By Steve Coulson, co-founder and CEO of managed-workspace platform Kitt

Watching the journey of the hotel industry evolve from large, branded chains to bespoke offerings like Airbnb is fascinating and one we should be taking inspiration from within the commercial real estate industry. 

When the co-working trend emerged, we were graced with WeWork – a scalable, consistent product, similar to the big box branded hotel groups providing a high quality, mass offering across multiple sites. The workplace is undergoing a wave of disruption, not dissimilar to the hotel industry, where space, design and service are being combined to create new products for a changing audience. 

Businesses now have different expectations of the workplace. 85 per cent of staff currently working from home have already reported wanting a ‘hybrid’ approach to working. With the demand for office space for only a portion of the working week, landlords need to be prepared to pivot their assets and appeal to tenants whose expectations are not the same as those 16 months ago. 

Space, design and service have been drawing closer together in the office industry – yet only now is it essential to embrace this and create new offerings for the tenant audience. Like the hotel evolution to on-demand, authentic service delivered directly to the customer, workspace should offer a bespoke yet flexible layer of servicing that adapts with the business over time. 

There is a need for closer interaction and relationships between office owners/operators and the businesses’ who occupy the space. Airbnb and Sonder provide a service tailored to the client, managing the stay from searching to booking to experiences to check out in one seamless journey.

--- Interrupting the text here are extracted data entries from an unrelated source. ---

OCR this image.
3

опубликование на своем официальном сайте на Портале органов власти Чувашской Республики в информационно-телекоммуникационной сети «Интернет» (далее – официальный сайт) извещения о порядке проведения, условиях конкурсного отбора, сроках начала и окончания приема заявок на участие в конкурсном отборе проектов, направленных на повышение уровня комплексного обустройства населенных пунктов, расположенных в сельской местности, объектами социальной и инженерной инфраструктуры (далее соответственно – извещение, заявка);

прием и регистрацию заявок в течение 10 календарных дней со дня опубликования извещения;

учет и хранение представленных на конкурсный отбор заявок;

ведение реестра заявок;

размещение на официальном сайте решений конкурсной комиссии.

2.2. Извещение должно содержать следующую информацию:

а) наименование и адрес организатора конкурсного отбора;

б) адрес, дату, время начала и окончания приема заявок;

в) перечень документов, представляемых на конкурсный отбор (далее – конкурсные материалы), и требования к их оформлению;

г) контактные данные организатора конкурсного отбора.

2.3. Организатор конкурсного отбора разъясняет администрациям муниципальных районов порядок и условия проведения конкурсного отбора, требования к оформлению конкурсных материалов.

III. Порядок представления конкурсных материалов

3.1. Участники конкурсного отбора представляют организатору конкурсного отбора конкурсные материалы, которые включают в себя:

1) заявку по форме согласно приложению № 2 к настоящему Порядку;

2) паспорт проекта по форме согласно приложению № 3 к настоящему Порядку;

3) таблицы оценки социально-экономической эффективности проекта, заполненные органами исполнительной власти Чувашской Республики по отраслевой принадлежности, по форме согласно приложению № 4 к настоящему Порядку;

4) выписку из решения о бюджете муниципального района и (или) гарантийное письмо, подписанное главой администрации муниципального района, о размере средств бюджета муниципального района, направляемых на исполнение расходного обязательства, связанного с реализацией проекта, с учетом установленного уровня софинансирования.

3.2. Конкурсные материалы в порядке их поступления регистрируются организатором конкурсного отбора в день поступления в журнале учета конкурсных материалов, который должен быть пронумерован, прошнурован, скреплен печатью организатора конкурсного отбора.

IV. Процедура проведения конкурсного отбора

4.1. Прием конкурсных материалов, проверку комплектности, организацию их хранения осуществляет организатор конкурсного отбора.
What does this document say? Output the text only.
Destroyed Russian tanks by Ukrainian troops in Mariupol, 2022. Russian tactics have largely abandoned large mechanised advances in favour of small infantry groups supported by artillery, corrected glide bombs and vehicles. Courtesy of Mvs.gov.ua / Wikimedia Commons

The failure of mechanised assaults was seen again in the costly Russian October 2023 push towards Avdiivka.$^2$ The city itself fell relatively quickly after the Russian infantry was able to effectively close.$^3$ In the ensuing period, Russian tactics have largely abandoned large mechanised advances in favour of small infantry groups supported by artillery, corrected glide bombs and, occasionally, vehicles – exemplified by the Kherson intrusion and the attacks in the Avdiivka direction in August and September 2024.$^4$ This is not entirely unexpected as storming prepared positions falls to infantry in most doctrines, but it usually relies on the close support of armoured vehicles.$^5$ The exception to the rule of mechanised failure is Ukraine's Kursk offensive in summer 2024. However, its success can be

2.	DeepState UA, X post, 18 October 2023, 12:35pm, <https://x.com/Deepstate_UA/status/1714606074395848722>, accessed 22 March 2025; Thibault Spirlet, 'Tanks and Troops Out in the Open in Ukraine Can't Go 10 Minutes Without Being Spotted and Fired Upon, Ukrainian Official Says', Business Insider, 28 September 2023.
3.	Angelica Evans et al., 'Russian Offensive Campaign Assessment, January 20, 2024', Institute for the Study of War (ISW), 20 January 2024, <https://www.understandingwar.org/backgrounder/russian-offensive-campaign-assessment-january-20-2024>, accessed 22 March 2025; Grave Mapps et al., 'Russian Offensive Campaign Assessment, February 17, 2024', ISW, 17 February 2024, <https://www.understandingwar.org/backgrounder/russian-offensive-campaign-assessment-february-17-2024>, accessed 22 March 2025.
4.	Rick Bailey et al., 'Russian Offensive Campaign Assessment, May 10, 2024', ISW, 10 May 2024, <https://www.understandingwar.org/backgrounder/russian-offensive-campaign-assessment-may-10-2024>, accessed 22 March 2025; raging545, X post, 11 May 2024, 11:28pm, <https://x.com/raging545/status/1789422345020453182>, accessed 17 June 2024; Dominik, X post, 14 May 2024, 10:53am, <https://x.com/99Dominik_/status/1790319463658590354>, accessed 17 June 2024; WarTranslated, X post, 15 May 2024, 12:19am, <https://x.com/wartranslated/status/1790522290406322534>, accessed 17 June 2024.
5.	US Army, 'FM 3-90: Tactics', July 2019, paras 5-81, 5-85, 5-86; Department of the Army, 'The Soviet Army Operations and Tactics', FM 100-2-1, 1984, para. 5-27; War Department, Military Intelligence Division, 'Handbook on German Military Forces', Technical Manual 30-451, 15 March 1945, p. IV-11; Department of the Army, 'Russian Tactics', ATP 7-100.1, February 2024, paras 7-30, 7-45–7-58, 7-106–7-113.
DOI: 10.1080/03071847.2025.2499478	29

They react to customer’s needs and deliver on-demand service throughout, acting as the responsible layer between asset owner and customer.   

It is platforms like ours that can make this possible from an office perspective. At Kitt, we provide an end-to-end service that helps tenants find space, design and build out the environment they need, before fully managing the space and delivering 300+ on-demand services built around that of the individual business. 

Establishing a design tailored to the businesses’ functional requirements is one thing, but we also look to help power their company culture in the long run. Tailored to the location and space, we take our time to understand the preferences of that business, and react to their changing needs over time. In a post-covid world, rebuilding company culture will be high up on the priority list of management teams all over the world. 

Following the government announcement that workers can return to the office towards the end of the month, workplace activity in London (currently 50 per cent below its normal level) will undoubtedly resume and there will be more and more interest in the empty space left in the pandemic’s wake. Figures show office take-up by square footage in the UK’s six biggest cities has increased since the second quarter of 2020. However the majority of landlords do not have the infrastructure to provide an end-to-end service on their own that will help win back workers into the workplace. 

Models like ours can help bridge the gap. We can help bring landlords closer to their tenants, offering both physical and digital solutions to meet their requirements. The office leasing purchase has been fragmented, complex and inflexible for so long and in a post-Covid world, tenants need an alternative. 

The pandemic has been a momentous time for commercial real estate. It has made workers re-evaluate their priorities and acted as a turning point for leasing in general. In order to thrive post-pandemic, there is a chance to turn the empty office space available into an advantage. Deliver space as an easy-to-purchase product – with space, design and service wrapped in one package – and become desirable to a wider group of SME businesses looking to return. The hotel industry changed as a result of two major waves of disruption. The office industry has experienced similar and now is a great time to reshape what’s possible.